Un pamphlet engagé dans les méandres de My Bloody Valentine version hip hop, avec en option l’industrie post-moderne et l’angoisse post-mortem…
Une fois de plus, c’est au formidable label de Mike Patton que nous avons affaire, mais, une fois n’est pas coutume, c’est pour parler de quelqu’un qui est ‘juste’ hébergé chez Ipecac. Du hip hop angoissant, voilà ce que nous sert Dälek, trio formé de dälek ( MC et producteur), Oktopus (producteur) et Still (aux platines) qui se prononce Dialect, et qui existe depuis 1997. Troisième album à leur actif (quatrième si on compte la collaboration avec Faust, Derbe respect alder), beaucoup n’ont pas peur (ni tort) de les comparer à un Public Enemy des années 00, tant leur propos est incisif. Rien qu’à jeter un coup d’oeil sur les titres, on comprend qu’on a pas affaire ici à un groupe de rap à la noix – arborant de belles fesses au bord d’une piscine – : « A beast caged », « Culture for dollars », « Opiate the masses »… On est pas là non plus pour parler défonce ici. On est là pour dénoncer, encore et encore, se servant du hip hop comme d’une tribune politique plus ludique, car artistique et intègre.
Le décorum est cela dit plutôt dépressif (à l’image de la société actuelle vous diront-ils), avec des bruits d’usine désaffectée dans zone urbaine craignos, infestée de vieux clodos alcoolos et de jeunes toxicos sous méthadone, sans oublier les prostituées infestées de MST : un avant-goût de l’enfer en quelque sorte. « A beast caged », à titre illustratif, semble avoir pas mal de similarités avec la bande-son du Retour des morts vivants, pendant que d’autres titres lorgnent du côté de The Ring… la pochette en dit long aussi, convenez-en. On a même droit à des instrumentaux type fin du monde, comme sur « Köner ». Les guitares qui miaulent ici et là ajoutent une couche – épaisse – d’ambiance oppressante, de félins qui traquent le moindre signe de faiblesse de leurs proies potentielles. Un côté Mad Max ou Blade Runner planne sur toute la galette : le futur n’est en tout cas pas beau à voir! Ce disque pourrait à bon escient accompagner l’un des bouquins de l’exilé qui a écrit Babylon babies (Maurice Dantrec)…

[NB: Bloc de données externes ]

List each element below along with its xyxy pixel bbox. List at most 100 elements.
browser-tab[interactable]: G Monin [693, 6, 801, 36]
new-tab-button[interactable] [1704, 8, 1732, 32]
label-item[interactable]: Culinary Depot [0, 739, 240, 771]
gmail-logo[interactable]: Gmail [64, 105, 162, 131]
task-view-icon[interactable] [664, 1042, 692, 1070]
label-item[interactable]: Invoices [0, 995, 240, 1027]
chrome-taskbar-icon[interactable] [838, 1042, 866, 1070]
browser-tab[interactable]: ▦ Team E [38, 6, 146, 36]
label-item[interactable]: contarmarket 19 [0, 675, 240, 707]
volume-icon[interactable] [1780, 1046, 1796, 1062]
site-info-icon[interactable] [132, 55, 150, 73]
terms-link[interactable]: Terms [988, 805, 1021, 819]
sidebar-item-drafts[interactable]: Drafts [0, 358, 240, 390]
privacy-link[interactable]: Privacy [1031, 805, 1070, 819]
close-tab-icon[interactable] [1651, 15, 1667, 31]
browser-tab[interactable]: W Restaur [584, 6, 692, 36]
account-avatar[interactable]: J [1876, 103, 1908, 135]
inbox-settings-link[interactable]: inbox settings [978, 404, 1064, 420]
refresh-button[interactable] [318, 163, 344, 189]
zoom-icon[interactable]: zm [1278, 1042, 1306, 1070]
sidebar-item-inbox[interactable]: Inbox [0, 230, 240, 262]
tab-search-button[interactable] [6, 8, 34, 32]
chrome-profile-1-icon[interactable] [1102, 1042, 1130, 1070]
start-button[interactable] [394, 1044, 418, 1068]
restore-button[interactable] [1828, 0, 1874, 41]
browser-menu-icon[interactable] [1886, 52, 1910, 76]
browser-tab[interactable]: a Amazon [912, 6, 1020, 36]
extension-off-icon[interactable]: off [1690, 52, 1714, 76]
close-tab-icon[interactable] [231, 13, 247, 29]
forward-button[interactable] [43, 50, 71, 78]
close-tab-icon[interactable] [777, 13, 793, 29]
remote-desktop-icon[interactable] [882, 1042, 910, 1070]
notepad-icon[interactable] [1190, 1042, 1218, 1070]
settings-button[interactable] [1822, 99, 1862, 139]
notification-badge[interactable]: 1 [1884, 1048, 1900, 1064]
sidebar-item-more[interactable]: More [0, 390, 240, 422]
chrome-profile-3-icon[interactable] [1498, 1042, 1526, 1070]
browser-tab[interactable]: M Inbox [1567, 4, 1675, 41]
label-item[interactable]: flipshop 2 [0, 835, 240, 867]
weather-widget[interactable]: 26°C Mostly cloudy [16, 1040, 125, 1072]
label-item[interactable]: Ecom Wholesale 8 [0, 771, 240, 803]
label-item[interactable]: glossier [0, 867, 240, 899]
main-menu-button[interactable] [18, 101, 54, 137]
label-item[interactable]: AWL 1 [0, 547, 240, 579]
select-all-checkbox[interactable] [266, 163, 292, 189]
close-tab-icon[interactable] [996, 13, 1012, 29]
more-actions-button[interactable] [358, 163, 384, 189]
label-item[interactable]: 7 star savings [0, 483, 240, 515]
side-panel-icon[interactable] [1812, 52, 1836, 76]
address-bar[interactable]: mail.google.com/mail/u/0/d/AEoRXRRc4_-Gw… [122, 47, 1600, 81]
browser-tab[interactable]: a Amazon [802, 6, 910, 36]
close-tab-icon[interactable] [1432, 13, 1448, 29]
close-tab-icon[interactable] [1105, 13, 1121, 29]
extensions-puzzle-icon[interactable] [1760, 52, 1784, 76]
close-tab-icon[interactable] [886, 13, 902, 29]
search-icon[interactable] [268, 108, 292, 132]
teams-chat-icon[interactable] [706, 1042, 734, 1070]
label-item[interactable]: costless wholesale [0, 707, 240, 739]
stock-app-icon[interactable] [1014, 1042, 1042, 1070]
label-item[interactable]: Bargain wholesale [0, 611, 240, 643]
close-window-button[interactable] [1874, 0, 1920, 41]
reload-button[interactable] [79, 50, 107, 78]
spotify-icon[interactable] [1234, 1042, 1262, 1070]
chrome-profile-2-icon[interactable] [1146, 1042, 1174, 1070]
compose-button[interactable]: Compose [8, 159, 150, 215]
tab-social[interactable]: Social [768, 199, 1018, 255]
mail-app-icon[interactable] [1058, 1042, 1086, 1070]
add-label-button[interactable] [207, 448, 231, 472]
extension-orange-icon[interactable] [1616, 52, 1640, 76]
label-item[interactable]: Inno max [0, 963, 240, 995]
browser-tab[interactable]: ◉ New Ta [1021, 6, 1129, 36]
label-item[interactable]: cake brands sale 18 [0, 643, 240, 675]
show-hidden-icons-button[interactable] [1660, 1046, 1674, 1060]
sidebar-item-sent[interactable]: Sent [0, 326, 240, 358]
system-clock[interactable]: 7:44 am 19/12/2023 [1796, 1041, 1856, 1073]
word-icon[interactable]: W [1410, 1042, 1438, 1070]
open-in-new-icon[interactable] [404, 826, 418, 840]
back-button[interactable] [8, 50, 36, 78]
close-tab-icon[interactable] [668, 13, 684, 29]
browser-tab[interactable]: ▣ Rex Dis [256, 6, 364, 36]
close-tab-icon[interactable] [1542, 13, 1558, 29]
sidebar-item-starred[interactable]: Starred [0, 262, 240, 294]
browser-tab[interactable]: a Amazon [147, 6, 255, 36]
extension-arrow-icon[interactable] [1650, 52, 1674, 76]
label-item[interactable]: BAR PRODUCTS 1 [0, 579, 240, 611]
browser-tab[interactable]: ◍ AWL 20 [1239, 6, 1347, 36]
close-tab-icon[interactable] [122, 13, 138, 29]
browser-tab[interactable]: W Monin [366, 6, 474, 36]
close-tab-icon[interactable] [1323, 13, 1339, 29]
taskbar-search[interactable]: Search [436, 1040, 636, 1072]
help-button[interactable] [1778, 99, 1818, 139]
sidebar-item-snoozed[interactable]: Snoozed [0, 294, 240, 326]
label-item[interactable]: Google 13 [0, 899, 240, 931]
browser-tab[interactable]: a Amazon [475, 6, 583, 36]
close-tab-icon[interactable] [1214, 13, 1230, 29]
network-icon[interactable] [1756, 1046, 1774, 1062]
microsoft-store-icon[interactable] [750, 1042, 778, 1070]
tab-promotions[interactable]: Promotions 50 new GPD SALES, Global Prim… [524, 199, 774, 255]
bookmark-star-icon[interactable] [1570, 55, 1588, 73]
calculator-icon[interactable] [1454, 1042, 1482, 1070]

« Eyes to form shadows » est probablement le titre le plus cinglant : sur un loop entêtant, Dälek crache sa colère.
Les bruits de train qui freine (ou déraille) sont présents dès le titre d’ouverture, « Distorted prose ». On navigue sur des eaux connues, celles du rap catégorie post-rock ou hip hop alternatif, (qui s’adresse essentiellement à un public blanc, a priori pas friand de hip hop), alliant le flow à un paysage industriel et industrieux, assez caractéristique de nos temps modernes. Il est en même temps assez difficile de définir et de décrire un tel album, tant il sort de l’ordinaire. Sachez en tout cas que même ceux qui sont allergiques au genre rap déclarent apprécier la galette.
Il faut peut-être rappeler que Dälek cite souvent My Bloody Valentine comme une de ses principales sources d’inspiration (ça s’entend d’ailleurs ‘clairement’ sur « Ever somber » ou « A beast caged »), ce qui est plutôt parlant au gré des écoutes. Egalement qu’ils ont collaboré avec Faust, ce qui fait office de collaboration atypique. Et enfin qu’ils ont mordu de la poussière en couvrant la première partie de la tournée des Melvins ou Tomahawk, publics loin d’être gagnés à leur cause. Ces différents faits expliquent un puzzle assez complexe, et surtout ce je ne sais quoi qui fait que les gens accrochent à la musique militante de Dälek. A raison.